Ayasofya’da yapılan bu büyük içtima’, elli bin(*) kişiden fazla imiş. Bediüzzaman Hazretleri bu elli bin kişilik cemaata, hem de çeşitli ve muhtelif fikir sahiblerinden ve mütecessis niyetler taşıyan bir sürü insandan müteşekkil bir kalabalığa hitab etti. Herkes pür-dikkat ve huzur ile Üstâdı dinliyordu. Çok açık ve sarih olarak, pervasız ve endişesiz bir şekilde nutkunu okuyordu.

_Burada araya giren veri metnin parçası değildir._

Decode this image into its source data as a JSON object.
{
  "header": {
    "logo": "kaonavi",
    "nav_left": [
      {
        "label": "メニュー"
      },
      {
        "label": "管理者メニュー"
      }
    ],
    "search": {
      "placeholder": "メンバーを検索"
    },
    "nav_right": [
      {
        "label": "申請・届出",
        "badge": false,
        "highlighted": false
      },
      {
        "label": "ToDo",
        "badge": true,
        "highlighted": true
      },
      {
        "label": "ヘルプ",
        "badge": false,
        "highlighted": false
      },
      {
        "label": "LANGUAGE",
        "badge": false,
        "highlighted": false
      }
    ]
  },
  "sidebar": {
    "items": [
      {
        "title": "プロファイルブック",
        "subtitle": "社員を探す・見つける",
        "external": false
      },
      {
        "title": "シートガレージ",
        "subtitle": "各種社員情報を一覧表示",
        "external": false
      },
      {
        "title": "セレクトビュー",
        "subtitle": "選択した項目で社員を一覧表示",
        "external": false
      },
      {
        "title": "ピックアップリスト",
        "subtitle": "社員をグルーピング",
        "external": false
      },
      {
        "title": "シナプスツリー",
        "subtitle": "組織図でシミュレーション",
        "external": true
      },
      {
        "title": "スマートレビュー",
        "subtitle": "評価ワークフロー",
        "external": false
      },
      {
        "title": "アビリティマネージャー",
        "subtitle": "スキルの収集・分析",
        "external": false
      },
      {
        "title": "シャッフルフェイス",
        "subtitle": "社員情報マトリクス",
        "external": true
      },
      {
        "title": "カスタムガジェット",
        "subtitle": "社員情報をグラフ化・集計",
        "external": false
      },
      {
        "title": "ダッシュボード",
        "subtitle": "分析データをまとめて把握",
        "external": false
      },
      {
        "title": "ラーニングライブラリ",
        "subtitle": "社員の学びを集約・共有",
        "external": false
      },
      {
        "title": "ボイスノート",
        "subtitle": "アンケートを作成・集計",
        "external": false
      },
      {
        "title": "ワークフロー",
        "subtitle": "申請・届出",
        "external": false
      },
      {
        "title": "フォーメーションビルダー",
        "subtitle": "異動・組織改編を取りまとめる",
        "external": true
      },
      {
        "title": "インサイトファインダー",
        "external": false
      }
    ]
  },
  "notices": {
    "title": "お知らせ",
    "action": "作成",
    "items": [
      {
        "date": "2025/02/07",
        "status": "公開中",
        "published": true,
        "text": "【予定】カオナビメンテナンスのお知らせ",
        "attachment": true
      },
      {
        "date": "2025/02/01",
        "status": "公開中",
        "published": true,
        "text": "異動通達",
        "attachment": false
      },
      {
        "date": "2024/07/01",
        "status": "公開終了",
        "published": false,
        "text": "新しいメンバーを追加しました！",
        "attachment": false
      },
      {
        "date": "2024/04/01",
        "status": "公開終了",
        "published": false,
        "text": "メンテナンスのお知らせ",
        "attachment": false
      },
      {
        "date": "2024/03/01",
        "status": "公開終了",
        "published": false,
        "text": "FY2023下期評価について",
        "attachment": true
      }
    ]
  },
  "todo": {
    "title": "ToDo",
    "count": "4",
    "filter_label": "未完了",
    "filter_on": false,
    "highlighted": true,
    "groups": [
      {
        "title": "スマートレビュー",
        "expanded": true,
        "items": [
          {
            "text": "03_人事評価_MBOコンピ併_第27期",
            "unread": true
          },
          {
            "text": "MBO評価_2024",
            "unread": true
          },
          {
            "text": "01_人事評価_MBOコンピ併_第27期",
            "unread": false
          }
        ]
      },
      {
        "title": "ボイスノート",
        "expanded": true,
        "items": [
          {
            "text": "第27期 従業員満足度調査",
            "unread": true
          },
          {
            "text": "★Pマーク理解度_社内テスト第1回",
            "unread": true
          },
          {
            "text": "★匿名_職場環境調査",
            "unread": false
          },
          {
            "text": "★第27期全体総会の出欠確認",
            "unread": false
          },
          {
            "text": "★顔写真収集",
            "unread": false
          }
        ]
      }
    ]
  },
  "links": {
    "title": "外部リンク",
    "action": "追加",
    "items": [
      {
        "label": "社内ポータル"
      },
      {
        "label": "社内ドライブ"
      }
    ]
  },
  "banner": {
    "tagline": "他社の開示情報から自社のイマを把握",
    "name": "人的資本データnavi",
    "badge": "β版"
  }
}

Bazı rivayetlere göre, Bediüzzaman’ın arkadaşlarından bir zât, cami’ giriş kapısına yakın bir yerde oturmuşken, onun pervasız ve celâdetli nutkunun bazı cümlelerinden dehşet almış.. tam o sırada, Bediüzzaman nutkunun burasında “Kabr-i kalbten hakaik çıplak çıkıyor, nâmahrem olanlar nazar etmesin” şeklinde serd-i kelâm etmiştir. Bu ifade, dinleyiciler arasında hafiyecilik yapanlara bir cevab olduğu gibi, sözlerinin şiddet ve celâdetinden dehşet alanlara da, bir çeşit cevab teşkil ediyordu. O cümlenin mânâsı: Kalbin derinliklerinden gerçekler kefensiz bir şekilde, olduğu gibi çıkmaktadırlar. Edebiyat veya kelâm rüşveti gibi perdelere sarılmadan mücerred hakikatlar çıplak olarak zuhur ediyor. Bu hakikatleri hazmedemiyenler veya korku ve telâş içinde dinliyenler dinlemesinler.

BİR şAHİD’İN İFADESİ

Bu hadisenin şahidlerinden birisi 1950’lerde Ankara’da Müftülük yapmış Erzurum veya Erzincan’lı Sadık Başgüzel Efendi’dir. O sıra Mustafa Sungur ve Abdullah Yeğin ve Salih Özcan ağabeyler kendisiyle Ankara’da görüştüklerinde bu hatırasını onlara anlatmış, o münasebetle Üstâd’la olan diğer eski hatıralarından da bahsetmiştir. Aynı günlerde Mustafa Sungur Ağabey Ankara’dan Hazret-i Üstâd’a yazdığı bir mektubunda bu hâtıranın bir kısmını şöylece kaydetmiştir:

“... Çok sevgili Üstâdım efendim! Ahmed Hamdi Efendi’yle tekrar görüşmek üzere Diyanet’ten ayrıldım. Konya’lı ve Mülkiye’de okuyan Nurlara çok bağlı Ahmed Atak kardeşimizle ve onunla beraber gelen ve aynı mektebte okuyan Afyon’lu, Emirdağı’nda da sizinle görüşüp mübarek ellerinizi öpmek şerefine nail olan Cemil’in kardeşi Mustafa ile beraber şimdi Ankara Müftüsü olan ve siz sevgili kahraman Üstâdımızla Erzincan ve İstanbul’da arkadaşlık eden çok ihtiyar Sadık Efendi ile görüştük. Sevgili Üstâdımızın eski hâtıralanndan bize biraz bahsettiler. Kendisi anlatırken âh çekiyor, hayret ve istihsan ile gâh gülüyor, gâh üzülüyor ve bize diyordu ki:


Yükleniyor...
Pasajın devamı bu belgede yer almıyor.